Zero-shot learning (ZSL) and traditional transfer learning are two approaches used in machine learning to improve model performance on tasks with limited or no training data. The main difference between them lies in how they handle the training and testing phases. In traditional transfer learning, a model that has been pre-trained on a large dataset is fine-tuned on a related but smaller dataset. This allows the model to transfer knowledge from one task to a different but similar task. For example, a model trained on recognizing objects in everyday photos can be fine-tuned to identify specific types of animals with only a small number of examples.
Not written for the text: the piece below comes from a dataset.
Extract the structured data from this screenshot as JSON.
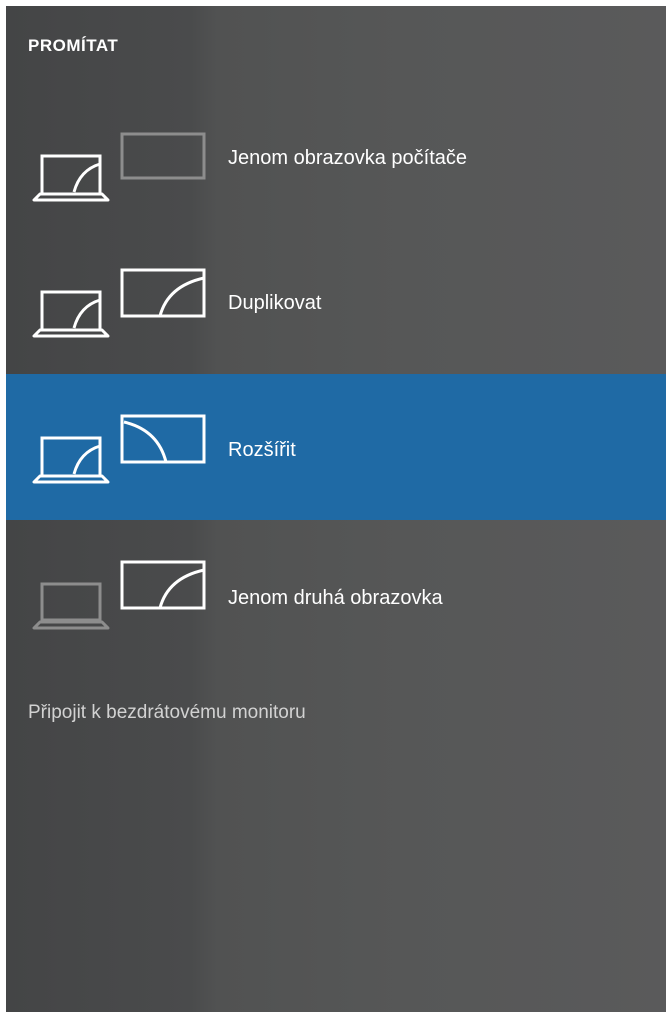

In contrast, zero-shot learning approaches the problem differently by aiming to recognize classes that were not seen during training. Instead of requiring samples from the target class, ZSL uses additional information about the class to make inferences. For instance, if a model has been trained on several types of animals, but has never seen a zebra, it can still identify a zebra by understanding attributes associated with it, such as "striped," "four-legged," and "horse-like." Zero-shot learning leverages semantic relationships or descriptions to make predictions in scenarios where training data is completely absent.
Both techniques can be beneficial depending on the situation. If you have a small amount of data for the new task, traditional transfer learning is often more effective because the model can leverage its past knowledge. However, in cases where it’s impossible to gather any data for specific classes, zero-shot learning provides a way to extend the model's capabilities without any additional training data. Thus, the choice between these two methods typically depends on the availability of labeled data and the specific requirements of the project at hand.